Suddenly, I'm struck with curiosity. I push up onto an elbow and twist my head over my shoulder. “Harlan,” I ask. He grunts, not looking back at me. “are you from Valdenwood?”
He shakes his head, jerks a thumb over his shoulder. “Amberdusk,” he answers. I follow the point of his thumb and do not see a town. There's the treeline to my right, the lake to my left, and the road to roll out behind us. I make a confused sound and he elaborates. Somewhat. “Day or so's ride.”
I hum. “And we're how far from Valdenwood?”
There's a wry humor in his answer, “Day or so's ride.”
Two days between towns. Well, two days between towns with an old, slow donkey carrying you. I look out onto the lake and once again see the white sails pushing their crafts along the waters. Just as drily, I say, “Thanks, Harlan.” and he snorts. I drop back down into my nest and kick up a little cloud of dry, husky dust as I do. Valdenwood is on the eastern shore of Lake Viara, that much I know for certain. If I'm remembering right, and I'm not sure that I am, Amberdusk is on the northern shore. Since Port Viara is to the south, that leaves only the western shore to house Sockeye Bend.

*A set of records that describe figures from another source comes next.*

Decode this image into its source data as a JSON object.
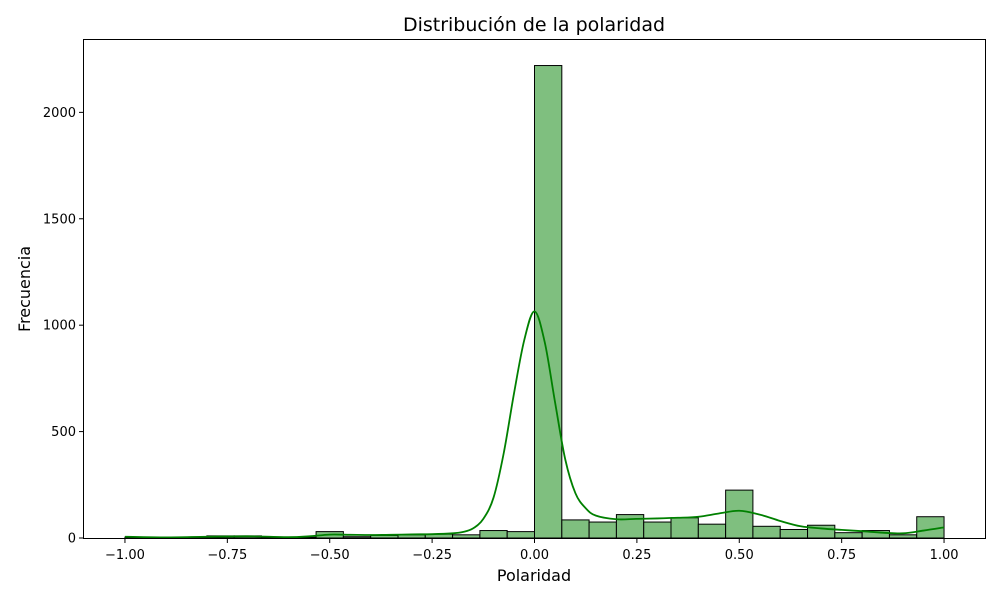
{
  "chart_data": {
    "type": "bar",
    "subtype": "histogram-with-kde",
    "title": "Distribución de la polaridad",
    "xlabel": "Polaridad",
    "ylabel": "Frecuencia",
    "xlim": [
      -1.1,
      1.1
    ],
    "ylim": [
      0,
      2340
    ],
    "xticks": [
      -1.0,
      -0.75,
      -0.5,
      -0.25,
      0.0,
      0.25,
      0.5,
      0.75,
      1.0
    ],
    "xtick_labels": [
      "−1.00",
      "−0.75",
      "−0.50",
      "−0.25",
      "0.00",
      "0.25",
      "0.50",
      "0.75",
      "1.00"
    ],
    "yticks": [
      0,
      500,
      1000,
      1500,
      2000
    ],
    "ytick_labels": [
      "0",
      "500",
      "1000",
      "1500",
      "2000"
    ],
    "grid": false,
    "bin_edges": [
      -1.0,
      -0.9333,
      -0.8667,
      -0.8,
      -0.7333,
      -0.6667,
      -0.6,
      -0.5333,
      -0.4667,
      -0.4,
      -0.3333,
      -0.2667,
      -0.2,
      -0.1333,
      -0.0667,
      0.0,
      0.0667,
      0.1333,
      0.2,
      0.2667,
      0.3333,
      0.4,
      0.4667,
      0.5333,
      0.6,
      0.6667,
      0.7333,
      0.8,
      0.8667,
      0.9333,
      1.0
    ],
    "counts": [
      4,
      2,
      2,
      10,
      10,
      2,
      4,
      30,
      6,
      12,
      15,
      18,
      15,
      35,
      30,
      2220,
      85,
      75,
      110,
      75,
      95,
      65,
      225,
      55,
      40,
      60,
      25,
      35,
      15,
      100
    ],
    "kde": {
      "x": [
        -1.0,
        -0.9,
        -0.8,
        -0.7,
        -0.6,
        -0.55,
        -0.5,
        -0.45,
        -0.4,
        -0.35,
        -0.3,
        -0.25,
        -0.2,
        -0.175,
        -0.15,
        -0.125,
        -0.1,
        -0.075,
        -0.05,
        -0.025,
        0.0,
        0.025,
        0.05,
        0.075,
        0.1,
        0.125,
        0.15,
        0.2,
        0.25,
        0.3,
        0.35,
        0.4,
        0.45,
        0.5,
        0.55,
        0.6,
        0.65,
        0.7,
        0.75,
        0.8,
        0.85,
        0.9,
        0.95,
        1.0
      ],
      "y": [
        6,
        3,
        6,
        8,
        4,
        8,
        16,
        15,
        14,
        15,
        17,
        18,
        22,
        28,
        45,
        90,
        190,
        400,
        680,
        930,
        1065,
        920,
        640,
        370,
        210,
        140,
        105,
        88,
        90,
        92,
        95,
        100,
        115,
        128,
        110,
        80,
        55,
        45,
        38,
        32,
        25,
        22,
        35,
        50
      ]
    },
    "bar_color": "#7fbf7f",
    "bar_edge_color": "#000000",
    "line_color": "#008000"
  }
}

I don't know anything about Sockeye Bend. I don't know anything about the other towns, either. Could fix that, I suppose, after I visit the Royah camped outside Port Viara. There'd be no reason not to go. Of course, there'd also be no reason to go. I could go anywhere I choose. Turn right around and go back to Valdenwood, make a living as a bard. It's not hard to imagine: sitting on a stool in a packed room aglow with golden lamplight, smoke and conversation thick in the air, my awful poetry drawing laughter from the crowd. Night after night, singing for my supper.
It doesn't sound so bad.
Night after night.
Yes it does.
It sounds like a cage. Easy to imagine: Up above a crowd of drunkards filling the air with their slurred, hooting stupidity, presenting myself like a prize sow and begging for their charity. Tobacco's stench in the air, griming up the walls and filming over the lamps' glass. Sticky floors, spit and spilled drinks clinging to the splintered wood.

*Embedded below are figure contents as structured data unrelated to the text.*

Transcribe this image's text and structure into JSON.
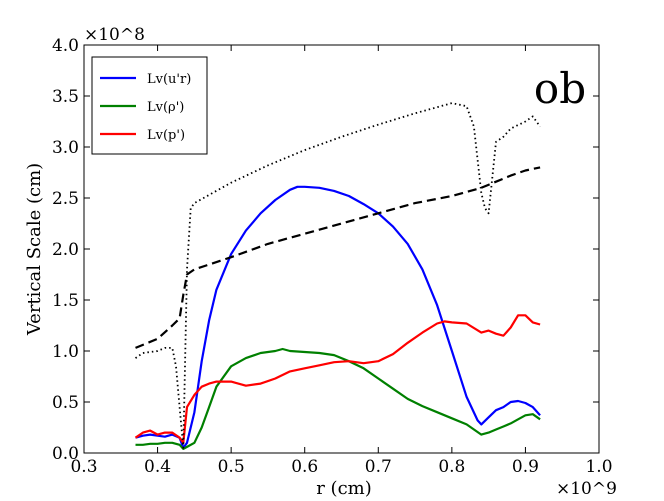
{
  "chart_data": {
    "type": "line",
    "title": "",
    "panel_label": "ob",
    "xlabel": "r (cm)",
    "ylabel": "Vertical Scale (cm)",
    "x_multiplier": "×10^9",
    "y_multiplier": "×10^8",
    "xlim": [
      0.3,
      1.0
    ],
    "ylim": [
      0.0,
      4.0
    ],
    "x_ticks": [
      0.3,
      0.4,
      0.5,
      0.6,
      0.7,
      0.8,
      0.9,
      1.0
    ],
    "x_tick_labels": [
      "0.3",
      "0.4",
      "0.5",
      "0.6",
      "0.7",
      "0.8",
      "0.9",
      "1.0"
    ],
    "y_ticks": [
      0.0,
      0.5,
      1.0,
      1.5,
      2.0,
      2.5,
      3.0,
      3.5,
      4.0
    ],
    "y_tick_labels": [
      "0.0",
      "0.5",
      "1.0",
      "1.5",
      "2.0",
      "2.5",
      "3.0",
      "3.5",
      "4.0"
    ],
    "legend_position": "upper-left",
    "series": [
      {
        "name": "Lv(u'r)",
        "color": "#0000ff",
        "style": "solid",
        "in_legend": true,
        "x": [
          0.37,
          0.38,
          0.39,
          0.4,
          0.41,
          0.42,
          0.43,
          0.435,
          0.44,
          0.45,
          0.46,
          0.47,
          0.48,
          0.5,
          0.52,
          0.54,
          0.56,
          0.58,
          0.59,
          0.6,
          0.62,
          0.64,
          0.66,
          0.68,
          0.7,
          0.72,
          0.74,
          0.76,
          0.78,
          0.8,
          0.82,
          0.835,
          0.84,
          0.85,
          0.86,
          0.87,
          0.88,
          0.89,
          0.9,
          0.91,
          0.92
        ],
        "y": [
          0.15,
          0.17,
          0.18,
          0.17,
          0.16,
          0.18,
          0.15,
          0.05,
          0.1,
          0.4,
          0.9,
          1.3,
          1.6,
          1.95,
          2.18,
          2.35,
          2.48,
          2.58,
          2.61,
          2.61,
          2.6,
          2.57,
          2.52,
          2.44,
          2.35,
          2.22,
          2.05,
          1.8,
          1.45,
          1.0,
          0.55,
          0.32,
          0.28,
          0.35,
          0.42,
          0.45,
          0.5,
          0.51,
          0.49,
          0.45,
          0.37
        ]
      },
      {
        "name": "Lv(ρ')",
        "color": "#008000",
        "style": "solid",
        "in_legend": true,
        "x": [
          0.37,
          0.38,
          0.39,
          0.4,
          0.41,
          0.42,
          0.43,
          0.435,
          0.44,
          0.45,
          0.46,
          0.47,
          0.48,
          0.5,
          0.52,
          0.54,
          0.56,
          0.57,
          0.58,
          0.6,
          0.62,
          0.64,
          0.66,
          0.68,
          0.7,
          0.72,
          0.74,
          0.76,
          0.78,
          0.8,
          0.82,
          0.84,
          0.85,
          0.86,
          0.87,
          0.88,
          0.89,
          0.9,
          0.91,
          0.92
        ],
        "y": [
          0.08,
          0.08,
          0.09,
          0.09,
          0.1,
          0.1,
          0.08,
          0.04,
          0.06,
          0.1,
          0.25,
          0.45,
          0.65,
          0.85,
          0.93,
          0.98,
          1.0,
          1.02,
          1.0,
          0.99,
          0.98,
          0.96,
          0.9,
          0.83,
          0.73,
          0.63,
          0.53,
          0.46,
          0.4,
          0.34,
          0.28,
          0.18,
          0.2,
          0.23,
          0.26,
          0.29,
          0.33,
          0.37,
          0.38,
          0.33
        ]
      },
      {
        "name": "Lv(p')",
        "color": "#ff0000",
        "style": "solid",
        "in_legend": true,
        "x": [
          0.37,
          0.38,
          0.39,
          0.4,
          0.41,
          0.42,
          0.43,
          0.435,
          0.44,
          0.45,
          0.46,
          0.47,
          0.48,
          0.5,
          0.52,
          0.54,
          0.56,
          0.58,
          0.6,
          0.62,
          0.64,
          0.66,
          0.68,
          0.7,
          0.72,
          0.74,
          0.76,
          0.78,
          0.79,
          0.8,
          0.82,
          0.84,
          0.85,
          0.86,
          0.87,
          0.88,
          0.89,
          0.9,
          0.91,
          0.92
        ],
        "y": [
          0.15,
          0.2,
          0.22,
          0.18,
          0.2,
          0.2,
          0.15,
          0.1,
          0.45,
          0.57,
          0.65,
          0.68,
          0.7,
          0.7,
          0.66,
          0.68,
          0.73,
          0.8,
          0.83,
          0.86,
          0.89,
          0.9,
          0.88,
          0.9,
          0.97,
          1.08,
          1.18,
          1.27,
          1.29,
          1.28,
          1.27,
          1.18,
          1.2,
          1.17,
          1.15,
          1.23,
          1.35,
          1.35,
          1.28,
          1.26
        ]
      },
      {
        "name": "dashed reference",
        "color": "#000000",
        "style": "dashed",
        "in_legend": false,
        "x": [
          0.37,
          0.4,
          0.42,
          0.43,
          0.435,
          0.44,
          0.45,
          0.5,
          0.55,
          0.6,
          0.65,
          0.7,
          0.75,
          0.8,
          0.84,
          0.86,
          0.88,
          0.9,
          0.92
        ],
        "y": [
          1.03,
          1.12,
          1.25,
          1.32,
          1.55,
          1.75,
          1.8,
          1.92,
          2.05,
          2.15,
          2.25,
          2.35,
          2.45,
          2.52,
          2.6,
          2.66,
          2.72,
          2.77,
          2.8
        ]
      },
      {
        "name": "dotted reference",
        "color": "#000000",
        "style": "dotted",
        "in_legend": false,
        "x": [
          0.37,
          0.38,
          0.4,
          0.41,
          0.42,
          0.425,
          0.43,
          0.435,
          0.44,
          0.445,
          0.45,
          0.5,
          0.55,
          0.6,
          0.65,
          0.7,
          0.75,
          0.8,
          0.82,
          0.83,
          0.84,
          0.845,
          0.85,
          0.855,
          0.86,
          0.87,
          0.88,
          0.9,
          0.91,
          0.92
        ],
        "y": [
          0.93,
          0.98,
          1.0,
          1.03,
          1.03,
          0.85,
          0.45,
          0.05,
          1.8,
          2.4,
          2.45,
          2.65,
          2.82,
          2.97,
          3.1,
          3.22,
          3.33,
          3.43,
          3.4,
          3.2,
          2.55,
          2.4,
          2.35,
          2.7,
          3.05,
          3.1,
          3.18,
          3.25,
          3.3,
          3.2
        ]
      }
    ]
  }
}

No. No, I won't be staying. I want to see mountains. To stand at their feet and crane my head back so far my neck hurts from it, just for the barest glimpse of their clouded peaks. I want to climb as high as I can and feel the thinning air bite with true cold's teeth, my ears ringing with the keen and howl of wind through the crags. I want to go to the city-kingdoms and lose myself in their ancient streets. To see the scarred buildings, the centuries of collapse and rebuild. I want their libraries, their histories at my fingers.
I want the desert. It's blazing heat baking ruby-red sands. The roads of turqouise, arrow straight and glassy for hundreds of miles, glowing bright in the sun. I want to scorch my hands with fistfuls of sand and let it slide between my fingers.

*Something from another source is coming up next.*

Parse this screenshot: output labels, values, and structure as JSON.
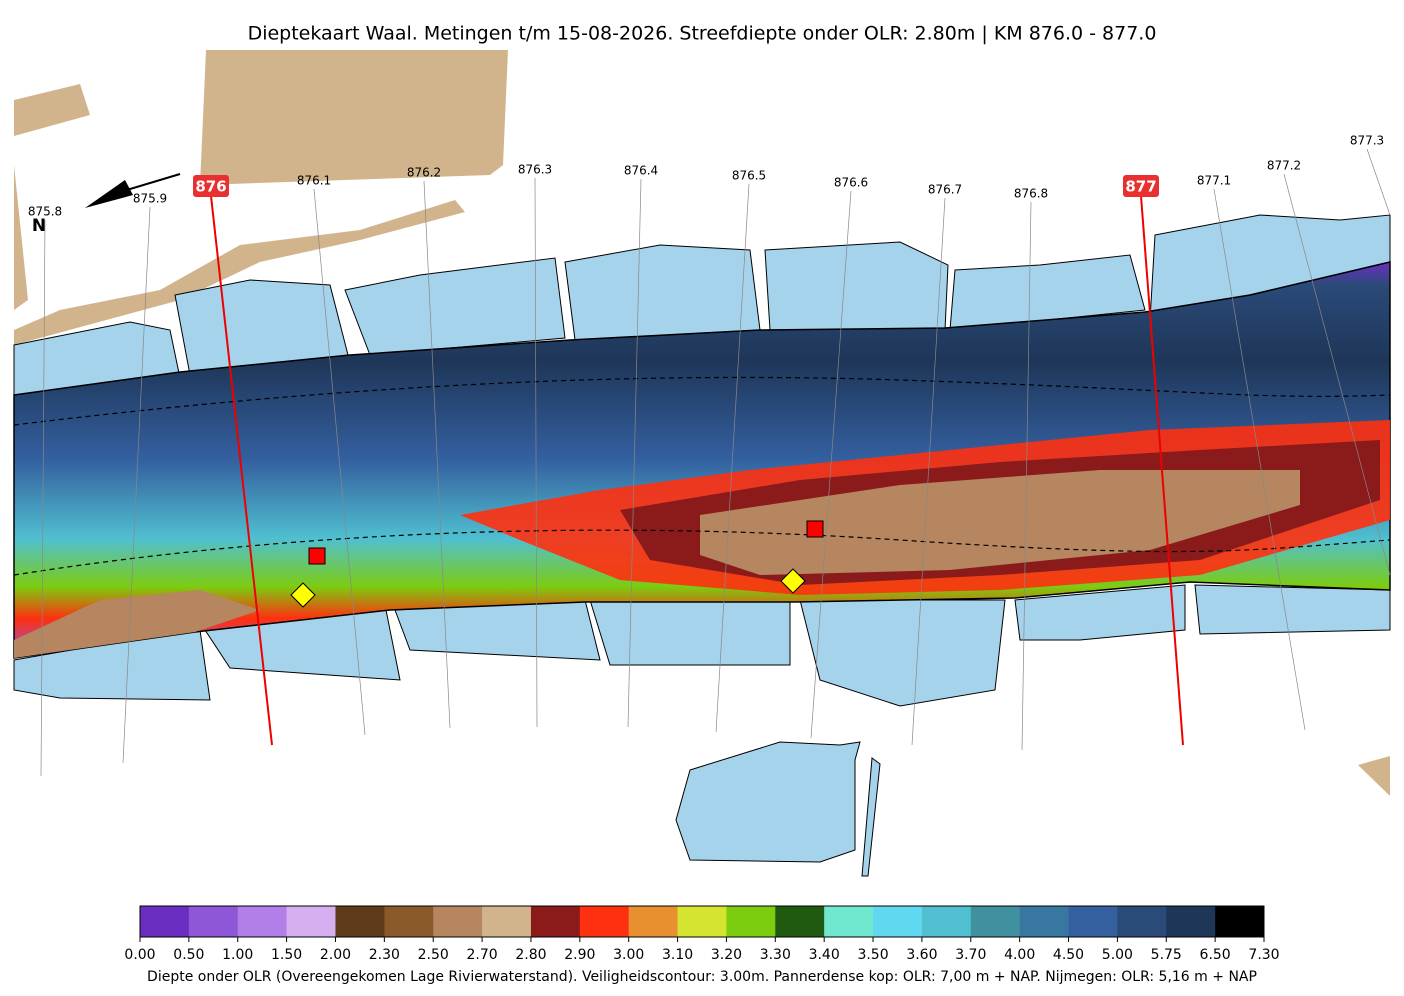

So, so much more than one, small town. That is what I want. Valdenwood may have its charms, as might Amberdusk or Sockeye Bend. Nice enough to visit and stay awhile, but not enough to keep me. I am a child of my people. The road is mine. All my years to wander. All my years to roam.
The day rolls on in quiet, my mind filled with dreams of where I'll go and what I'll learn. The grumbling roll of wooden wheels in earthen ruts, the rock and squeak of the wagon's sway, the resentful bray of an old donkey, these sounds sink into me and carry me along as the road unfolds behind us. It's peaceful, meditative, and I'm content as I watch the sun as She journeys across the sky, drawn out of it by Harlan grunting and saying, “There.”
I sit up and twist around, see that he's pointing at something, and follow his finger. I need to squint, but there on the horizon is a smudge of dark color. It's so distant and faint that it's undefined and far too small, but there's only one thing it can be. “Valdenwood.” I breathe, and Harlan grunts. It really is like traveling with the elk. Only my feet hurt less and I don't have to walk.